This past week, President Donald Trump has stated online and to the press that he has the power to pardon himself.
“As has been stated by numerous legal scholars, I have the absolute right to PARDON myself, but why would I do that when I have done nothing wrong?” said Trump on Twitter. “In the meantime, the never-ending Witch Hunt, led by 13 very Angry and Conflicted Democrats (& others) continues into the midterms!”
This tweet came in the wake of a series of tweets made over the course of the week in which the President retweeted a statement which claimed that members of Special Counsel investigator Robert Mueller’s staff are involved with the Clinton Foundation.
Trump also went after the FBI for not informing him that Paul Manafort was under investigation, and claimed that Democrats colluded with Russia.
“I don’t think the president needs any advice on pardoning himself,” said Senate Majority Leader Mitch McConnell (R-Ky.). “He obviously knows that’s not something he would or should do.”
As far as the accuracy of the claim, there are legal scholars who say that this is true. Peter Ruckman, who before his death in March was a well-known political science professor at Rock Valley College in Rockford, Illinois, was one to back up this claim.
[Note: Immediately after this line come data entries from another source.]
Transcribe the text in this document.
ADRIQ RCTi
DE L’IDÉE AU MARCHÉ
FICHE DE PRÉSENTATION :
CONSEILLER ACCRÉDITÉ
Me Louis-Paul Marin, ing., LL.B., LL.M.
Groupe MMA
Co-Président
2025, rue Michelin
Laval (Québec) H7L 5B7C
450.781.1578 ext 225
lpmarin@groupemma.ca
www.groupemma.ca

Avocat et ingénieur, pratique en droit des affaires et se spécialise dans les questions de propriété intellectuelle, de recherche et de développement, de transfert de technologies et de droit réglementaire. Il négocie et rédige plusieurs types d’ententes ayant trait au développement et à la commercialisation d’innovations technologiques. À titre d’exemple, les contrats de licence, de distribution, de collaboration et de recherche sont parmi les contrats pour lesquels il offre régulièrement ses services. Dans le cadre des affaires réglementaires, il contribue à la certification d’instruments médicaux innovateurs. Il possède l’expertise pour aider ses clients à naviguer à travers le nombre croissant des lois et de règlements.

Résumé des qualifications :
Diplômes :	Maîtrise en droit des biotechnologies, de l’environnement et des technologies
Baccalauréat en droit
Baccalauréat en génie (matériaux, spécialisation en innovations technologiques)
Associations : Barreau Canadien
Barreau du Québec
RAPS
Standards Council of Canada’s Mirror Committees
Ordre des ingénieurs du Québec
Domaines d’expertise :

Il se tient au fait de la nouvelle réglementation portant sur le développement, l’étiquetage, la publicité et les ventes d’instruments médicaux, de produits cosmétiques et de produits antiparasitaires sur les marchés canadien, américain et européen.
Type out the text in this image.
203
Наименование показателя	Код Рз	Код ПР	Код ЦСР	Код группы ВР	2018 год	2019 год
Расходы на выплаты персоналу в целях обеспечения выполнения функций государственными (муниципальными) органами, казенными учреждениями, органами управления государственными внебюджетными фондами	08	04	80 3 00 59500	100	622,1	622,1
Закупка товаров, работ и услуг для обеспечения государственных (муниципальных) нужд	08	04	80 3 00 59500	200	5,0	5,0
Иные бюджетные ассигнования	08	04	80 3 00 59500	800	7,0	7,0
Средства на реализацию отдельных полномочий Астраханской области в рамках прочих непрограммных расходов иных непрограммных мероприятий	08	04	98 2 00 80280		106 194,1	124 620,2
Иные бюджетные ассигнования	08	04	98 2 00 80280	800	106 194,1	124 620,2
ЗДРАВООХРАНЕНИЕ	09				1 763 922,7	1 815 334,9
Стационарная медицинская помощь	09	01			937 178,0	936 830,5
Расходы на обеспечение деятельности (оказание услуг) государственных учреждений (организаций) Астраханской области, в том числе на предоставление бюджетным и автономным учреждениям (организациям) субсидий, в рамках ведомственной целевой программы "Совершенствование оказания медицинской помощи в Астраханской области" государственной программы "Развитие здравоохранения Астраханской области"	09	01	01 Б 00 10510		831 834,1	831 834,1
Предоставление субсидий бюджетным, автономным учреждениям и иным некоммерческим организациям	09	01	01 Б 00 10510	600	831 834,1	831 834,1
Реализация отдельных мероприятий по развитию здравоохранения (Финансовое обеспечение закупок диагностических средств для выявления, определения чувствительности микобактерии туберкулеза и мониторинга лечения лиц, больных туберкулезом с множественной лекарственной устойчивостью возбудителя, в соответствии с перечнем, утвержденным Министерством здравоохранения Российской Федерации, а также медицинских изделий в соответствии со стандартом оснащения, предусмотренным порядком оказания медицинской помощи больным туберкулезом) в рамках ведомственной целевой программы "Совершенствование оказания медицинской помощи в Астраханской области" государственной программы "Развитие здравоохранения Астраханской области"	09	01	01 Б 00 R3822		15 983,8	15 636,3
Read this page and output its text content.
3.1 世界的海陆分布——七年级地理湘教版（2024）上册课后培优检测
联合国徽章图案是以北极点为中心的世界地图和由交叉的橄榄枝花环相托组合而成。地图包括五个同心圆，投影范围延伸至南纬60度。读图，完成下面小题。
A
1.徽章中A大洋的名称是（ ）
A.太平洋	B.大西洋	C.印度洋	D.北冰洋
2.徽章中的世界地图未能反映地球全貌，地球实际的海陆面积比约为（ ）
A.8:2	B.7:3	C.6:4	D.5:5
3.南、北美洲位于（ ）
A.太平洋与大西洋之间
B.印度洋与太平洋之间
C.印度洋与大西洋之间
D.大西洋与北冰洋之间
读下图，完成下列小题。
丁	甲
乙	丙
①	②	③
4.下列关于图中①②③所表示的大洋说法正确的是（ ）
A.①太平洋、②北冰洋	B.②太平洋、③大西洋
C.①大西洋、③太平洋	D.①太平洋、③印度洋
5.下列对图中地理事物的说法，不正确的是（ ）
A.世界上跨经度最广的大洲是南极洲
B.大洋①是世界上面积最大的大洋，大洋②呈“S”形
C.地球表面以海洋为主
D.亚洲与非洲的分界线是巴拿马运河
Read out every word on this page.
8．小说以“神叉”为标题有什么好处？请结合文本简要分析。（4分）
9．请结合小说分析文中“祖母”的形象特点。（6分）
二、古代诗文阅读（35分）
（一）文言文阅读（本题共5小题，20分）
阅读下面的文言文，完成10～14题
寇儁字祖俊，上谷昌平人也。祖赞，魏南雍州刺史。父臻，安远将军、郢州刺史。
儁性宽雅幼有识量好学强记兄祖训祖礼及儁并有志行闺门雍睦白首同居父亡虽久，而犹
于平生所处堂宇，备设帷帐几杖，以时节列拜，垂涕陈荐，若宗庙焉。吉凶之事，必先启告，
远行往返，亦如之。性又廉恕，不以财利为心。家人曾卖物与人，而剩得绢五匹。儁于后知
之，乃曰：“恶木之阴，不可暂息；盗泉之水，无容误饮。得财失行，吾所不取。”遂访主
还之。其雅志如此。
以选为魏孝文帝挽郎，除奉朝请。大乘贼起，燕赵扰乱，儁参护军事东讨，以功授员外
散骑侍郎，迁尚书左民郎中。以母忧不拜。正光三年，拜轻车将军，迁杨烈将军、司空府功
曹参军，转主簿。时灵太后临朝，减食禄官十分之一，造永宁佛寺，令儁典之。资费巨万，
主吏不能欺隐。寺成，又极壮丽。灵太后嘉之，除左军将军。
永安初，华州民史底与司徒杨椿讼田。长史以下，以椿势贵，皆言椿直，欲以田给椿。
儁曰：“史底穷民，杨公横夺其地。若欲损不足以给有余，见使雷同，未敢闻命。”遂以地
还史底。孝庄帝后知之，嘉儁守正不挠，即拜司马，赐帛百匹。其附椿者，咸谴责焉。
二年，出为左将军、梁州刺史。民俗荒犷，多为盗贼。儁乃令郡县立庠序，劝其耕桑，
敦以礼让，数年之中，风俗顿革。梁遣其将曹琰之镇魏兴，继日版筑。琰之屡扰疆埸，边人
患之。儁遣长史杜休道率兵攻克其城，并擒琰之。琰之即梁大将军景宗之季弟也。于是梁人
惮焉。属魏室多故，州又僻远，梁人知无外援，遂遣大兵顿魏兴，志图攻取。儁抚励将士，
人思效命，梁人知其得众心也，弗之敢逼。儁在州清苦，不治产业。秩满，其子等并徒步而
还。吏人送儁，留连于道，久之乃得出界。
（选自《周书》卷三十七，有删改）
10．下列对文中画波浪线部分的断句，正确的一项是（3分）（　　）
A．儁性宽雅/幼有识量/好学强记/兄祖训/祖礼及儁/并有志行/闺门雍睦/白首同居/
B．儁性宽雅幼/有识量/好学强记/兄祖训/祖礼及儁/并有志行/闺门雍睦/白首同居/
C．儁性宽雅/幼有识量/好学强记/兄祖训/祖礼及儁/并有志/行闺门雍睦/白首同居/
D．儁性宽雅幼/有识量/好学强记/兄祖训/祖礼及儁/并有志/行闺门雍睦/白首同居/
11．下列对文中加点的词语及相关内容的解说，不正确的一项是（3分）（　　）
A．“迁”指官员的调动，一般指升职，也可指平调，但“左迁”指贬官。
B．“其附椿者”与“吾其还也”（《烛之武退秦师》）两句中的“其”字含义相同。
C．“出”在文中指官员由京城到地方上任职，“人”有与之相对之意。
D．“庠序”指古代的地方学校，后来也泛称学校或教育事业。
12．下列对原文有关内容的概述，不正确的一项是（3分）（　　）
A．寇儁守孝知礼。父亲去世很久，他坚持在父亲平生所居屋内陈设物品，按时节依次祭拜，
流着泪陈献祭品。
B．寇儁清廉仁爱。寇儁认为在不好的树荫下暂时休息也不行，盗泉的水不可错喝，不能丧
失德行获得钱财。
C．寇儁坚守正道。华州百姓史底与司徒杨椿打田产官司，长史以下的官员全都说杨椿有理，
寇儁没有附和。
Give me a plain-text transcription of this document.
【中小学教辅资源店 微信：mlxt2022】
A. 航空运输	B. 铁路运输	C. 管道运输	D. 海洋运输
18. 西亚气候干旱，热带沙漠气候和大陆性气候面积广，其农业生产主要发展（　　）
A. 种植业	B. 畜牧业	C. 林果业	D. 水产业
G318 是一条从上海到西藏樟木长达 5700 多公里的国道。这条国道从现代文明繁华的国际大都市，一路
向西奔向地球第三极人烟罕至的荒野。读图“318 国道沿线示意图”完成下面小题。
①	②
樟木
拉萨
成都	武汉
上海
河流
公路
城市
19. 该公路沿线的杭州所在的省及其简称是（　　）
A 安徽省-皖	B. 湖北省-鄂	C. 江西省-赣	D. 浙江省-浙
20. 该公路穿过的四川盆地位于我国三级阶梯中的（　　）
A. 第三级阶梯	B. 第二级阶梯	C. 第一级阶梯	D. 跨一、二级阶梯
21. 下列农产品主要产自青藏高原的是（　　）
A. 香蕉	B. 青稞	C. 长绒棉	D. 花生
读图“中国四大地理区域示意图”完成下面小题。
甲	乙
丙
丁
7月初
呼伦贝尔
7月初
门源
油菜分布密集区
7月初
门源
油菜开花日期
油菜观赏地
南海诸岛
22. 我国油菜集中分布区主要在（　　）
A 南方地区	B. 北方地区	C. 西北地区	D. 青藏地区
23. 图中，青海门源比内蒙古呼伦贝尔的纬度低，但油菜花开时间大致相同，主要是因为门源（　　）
However, there are also arguments against its legality which include a Department of Justice memorandum from August 5th, 1974.
The Department of Justice’s acting Assistant Attorney at the time, General Mary C. Lawton, said that if the memorandum were to be issued and discussed by judges, it would be entirely possible that they would support the constitutionality of presidential self-pardons, at least in general.
Article II, Section 2 of the Constitution of the United States says that the President “shall have the power to grant reprieves and pardons for offenses against the United States, except in cases of impeachment” which is largely considered to mean that the President can pardon anyone for crimes against the country up until it relates to ongoing impeach proceedings.
If President Trump pardons himself from possible charges relating to the Special Counsel investigation, it would impede attempts to discover the extents to which Russia interfered with the election but would not shut them down completely. The Special Counsel would continue the investigation at a state-level since presidential pardons only apply to federal crimes.
A presidential pardon could not leave the President immune to impeachment. Such a wildly unprecedented act like presidential self-pardoning could even be considered grounds to launch impeachment proceedings against him. However, if that were to take place, it would be hugely affected by the partisan composition of Congress at the time of the self-pardoning.
“I don’t know the technical answer to that question but I think obviously the answer is that he shouldn’t,” said Speaker Of The House Paul Ryan in a press conference. “And no one is above the law.”
The reaction from members of Congress has thus far been divided. Senator Susan Collins (R-Maine) hasn’t taken a side in whether or not this is constitutional but has spoken about her fears that this could cause a political crisis.
“A president pardoning himself would be an impeachable offense,” said House Minority Leader Nancy Pelosi in a Now This exclusive interview.